Posts Tagged ‘developer tips’

Debugging Quasar kernel functions

Since recently, Quasar Redshift is equipped with a parallel debugger for kernel functions. In the parallel debugging mode, the kernel function is emulated on a “virtual” CUDA-like device architecture, with device parameters that are taken from the GPU installed in your system. This permits device-independent debugging of kernel functions.

To step into the parallel debugging mode, it suffices to place a breakpoint inside a kernel function (or a device function) and to start the program. When the breakpoint hits: Redshift jumps to the new parallel debugger pane (see below).

In the left pane, you see a visualization of the shared memory (through the variable xr), as well as the current position and block position variables (pos and blkpos, respectively). In the middle pane at the bottom, some information about the kernel function is given. The occupancy is an indicator of the performance of the kernel function (for example, a low occupancy may be caused by selecting block sizes that are too small). Occupancy alone however, does not give a full picture: there exist kernel function designed to achieve a low occupancy, but offering very high throughput (see for example the Volkov GTC 2010 talk).

In the right pane, an overview of the scheduled blocks and active threads is given. For active threads, the barrier index is also given: barrier 0 corresponds to all statements before the first barrier, barrier 1 corresponds to statements between the first and second barrier, and so on. Using the context menu of the list box, it is possible to switch to an other thread or to put a breakpoint at a given block.

The parallel debugger allows you to:

  • Step through the kernel function (e.g. using F8 or shift-F8) [code editor]
  • Place (conditional) breakpoints in kernel functions [code editor]
  • Traverse different positions in the data array (or pixels in an image) [parallel debugger pane]
  • Jump to the next thread/block [parallel debugger pane]
  • See which threads are currently active/inactive [parallel debugger pane]
  • Inspect the values of all variables that are used inside a kernel function [variable watch]
  • Visualize the content of the shared memory [variable watch]
  • Record videos of the kernel function in action [variable watch]

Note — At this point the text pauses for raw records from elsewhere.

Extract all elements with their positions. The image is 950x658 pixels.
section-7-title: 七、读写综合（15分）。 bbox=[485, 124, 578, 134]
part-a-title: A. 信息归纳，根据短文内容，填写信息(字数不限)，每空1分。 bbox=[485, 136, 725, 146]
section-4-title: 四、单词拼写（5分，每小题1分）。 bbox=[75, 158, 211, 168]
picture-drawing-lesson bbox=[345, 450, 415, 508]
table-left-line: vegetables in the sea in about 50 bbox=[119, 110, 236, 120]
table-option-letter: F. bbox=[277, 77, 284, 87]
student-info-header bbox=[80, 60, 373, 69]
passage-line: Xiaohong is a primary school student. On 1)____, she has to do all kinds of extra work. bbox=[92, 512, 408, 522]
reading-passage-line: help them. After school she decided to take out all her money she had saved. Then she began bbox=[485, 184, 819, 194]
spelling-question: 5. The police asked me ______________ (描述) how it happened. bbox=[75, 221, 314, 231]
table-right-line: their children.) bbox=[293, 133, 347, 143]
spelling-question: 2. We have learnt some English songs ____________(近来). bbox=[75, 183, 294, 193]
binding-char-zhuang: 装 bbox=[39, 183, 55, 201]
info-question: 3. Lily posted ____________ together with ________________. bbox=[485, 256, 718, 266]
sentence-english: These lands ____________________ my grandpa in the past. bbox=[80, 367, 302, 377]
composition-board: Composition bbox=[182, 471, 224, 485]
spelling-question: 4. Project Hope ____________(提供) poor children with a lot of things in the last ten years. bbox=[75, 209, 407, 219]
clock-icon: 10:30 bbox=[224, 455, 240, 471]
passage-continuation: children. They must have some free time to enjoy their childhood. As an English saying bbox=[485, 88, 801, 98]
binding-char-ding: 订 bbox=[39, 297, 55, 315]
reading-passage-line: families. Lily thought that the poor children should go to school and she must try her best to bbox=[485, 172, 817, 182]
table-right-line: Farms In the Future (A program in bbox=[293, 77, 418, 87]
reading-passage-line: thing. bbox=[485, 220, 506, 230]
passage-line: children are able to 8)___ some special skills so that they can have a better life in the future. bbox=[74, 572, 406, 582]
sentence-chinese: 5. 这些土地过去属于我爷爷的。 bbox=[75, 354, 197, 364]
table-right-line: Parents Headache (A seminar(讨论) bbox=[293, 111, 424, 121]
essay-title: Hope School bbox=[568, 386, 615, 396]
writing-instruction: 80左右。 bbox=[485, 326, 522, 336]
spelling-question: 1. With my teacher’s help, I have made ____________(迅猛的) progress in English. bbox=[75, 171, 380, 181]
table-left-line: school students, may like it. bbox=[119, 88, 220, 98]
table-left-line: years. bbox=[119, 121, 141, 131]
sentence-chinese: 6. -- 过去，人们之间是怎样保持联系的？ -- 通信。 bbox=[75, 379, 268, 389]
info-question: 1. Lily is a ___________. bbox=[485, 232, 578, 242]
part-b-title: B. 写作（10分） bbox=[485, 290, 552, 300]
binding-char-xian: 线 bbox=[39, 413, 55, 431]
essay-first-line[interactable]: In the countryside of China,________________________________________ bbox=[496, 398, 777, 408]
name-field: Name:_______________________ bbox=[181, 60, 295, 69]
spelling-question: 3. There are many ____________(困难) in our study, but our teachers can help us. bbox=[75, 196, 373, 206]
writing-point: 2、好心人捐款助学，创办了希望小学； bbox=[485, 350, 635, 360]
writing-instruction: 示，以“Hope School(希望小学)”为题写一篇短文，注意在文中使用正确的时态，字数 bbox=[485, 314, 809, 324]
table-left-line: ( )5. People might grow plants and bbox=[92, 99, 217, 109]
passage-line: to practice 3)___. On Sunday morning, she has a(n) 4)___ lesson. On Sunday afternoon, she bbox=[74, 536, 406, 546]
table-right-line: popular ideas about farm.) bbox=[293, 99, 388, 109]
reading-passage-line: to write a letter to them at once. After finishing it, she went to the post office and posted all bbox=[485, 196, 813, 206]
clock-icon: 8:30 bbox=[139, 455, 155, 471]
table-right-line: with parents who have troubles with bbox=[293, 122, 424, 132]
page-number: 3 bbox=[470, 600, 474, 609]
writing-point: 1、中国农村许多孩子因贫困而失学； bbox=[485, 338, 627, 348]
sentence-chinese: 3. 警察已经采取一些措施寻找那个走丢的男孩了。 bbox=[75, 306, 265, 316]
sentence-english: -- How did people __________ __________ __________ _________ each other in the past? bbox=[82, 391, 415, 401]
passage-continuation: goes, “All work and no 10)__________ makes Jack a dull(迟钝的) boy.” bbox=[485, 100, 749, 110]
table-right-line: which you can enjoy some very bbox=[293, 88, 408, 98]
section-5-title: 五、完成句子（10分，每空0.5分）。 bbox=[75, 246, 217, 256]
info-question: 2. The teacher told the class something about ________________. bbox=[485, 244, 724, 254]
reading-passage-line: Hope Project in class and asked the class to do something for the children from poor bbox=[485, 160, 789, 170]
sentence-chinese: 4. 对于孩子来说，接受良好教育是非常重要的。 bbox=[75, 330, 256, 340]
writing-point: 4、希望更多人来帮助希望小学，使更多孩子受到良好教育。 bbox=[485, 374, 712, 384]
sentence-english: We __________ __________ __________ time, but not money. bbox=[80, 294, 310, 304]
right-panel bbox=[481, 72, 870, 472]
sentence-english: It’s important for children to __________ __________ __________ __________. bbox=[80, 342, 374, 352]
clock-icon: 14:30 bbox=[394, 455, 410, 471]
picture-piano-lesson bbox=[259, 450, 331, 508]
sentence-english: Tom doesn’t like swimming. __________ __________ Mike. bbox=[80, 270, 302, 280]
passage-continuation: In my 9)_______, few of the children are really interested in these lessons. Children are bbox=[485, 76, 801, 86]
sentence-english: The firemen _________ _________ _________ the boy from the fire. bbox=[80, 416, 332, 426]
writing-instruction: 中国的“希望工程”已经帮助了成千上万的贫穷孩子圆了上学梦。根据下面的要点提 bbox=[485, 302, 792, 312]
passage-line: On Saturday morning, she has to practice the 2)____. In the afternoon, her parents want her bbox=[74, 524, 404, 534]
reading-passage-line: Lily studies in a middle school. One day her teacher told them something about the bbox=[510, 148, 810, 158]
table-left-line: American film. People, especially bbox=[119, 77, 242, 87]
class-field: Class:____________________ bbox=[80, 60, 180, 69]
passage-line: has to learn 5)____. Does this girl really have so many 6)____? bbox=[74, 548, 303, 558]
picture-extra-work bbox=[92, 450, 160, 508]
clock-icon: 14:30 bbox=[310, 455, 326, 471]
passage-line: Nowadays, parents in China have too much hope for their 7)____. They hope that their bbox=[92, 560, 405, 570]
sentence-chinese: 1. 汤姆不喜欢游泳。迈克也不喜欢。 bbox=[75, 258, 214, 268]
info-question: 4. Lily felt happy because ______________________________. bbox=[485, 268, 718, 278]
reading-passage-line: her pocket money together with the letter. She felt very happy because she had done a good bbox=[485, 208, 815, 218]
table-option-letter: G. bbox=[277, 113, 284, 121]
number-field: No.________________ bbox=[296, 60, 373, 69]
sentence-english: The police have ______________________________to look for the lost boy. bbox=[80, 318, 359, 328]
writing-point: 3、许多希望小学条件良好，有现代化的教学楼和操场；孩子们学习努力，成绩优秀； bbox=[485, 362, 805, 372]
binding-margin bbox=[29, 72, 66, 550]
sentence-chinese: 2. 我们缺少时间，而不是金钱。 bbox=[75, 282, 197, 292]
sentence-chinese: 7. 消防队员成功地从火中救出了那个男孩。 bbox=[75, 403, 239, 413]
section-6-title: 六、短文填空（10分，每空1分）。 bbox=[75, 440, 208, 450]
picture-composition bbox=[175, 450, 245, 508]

The statement evaluation order is not necessarily linear, especially in case thread synchronization is used (through syncthreads). syncthreads places a barrier, which all threads within a block must have encountered, before continuing to the next block.

Internally, kernel functions are interpreted on the CPU, in order to allow full inspection of all variables, placing breakpoints at arbitrary position within a block etc. Moreover, for clarity, the threads in between two barriers are executed serially. When a barrier (or the end of the kernel function) is met, the debugger switches to the next available thread.

The serial execution definitely makes it easy to follow what your program is doing, however in case of data races, it may also hide potential memory access conflicts (due to serialization). For this reason, there is also an option to “mimic parallel execution”, in which random thread context switches are made.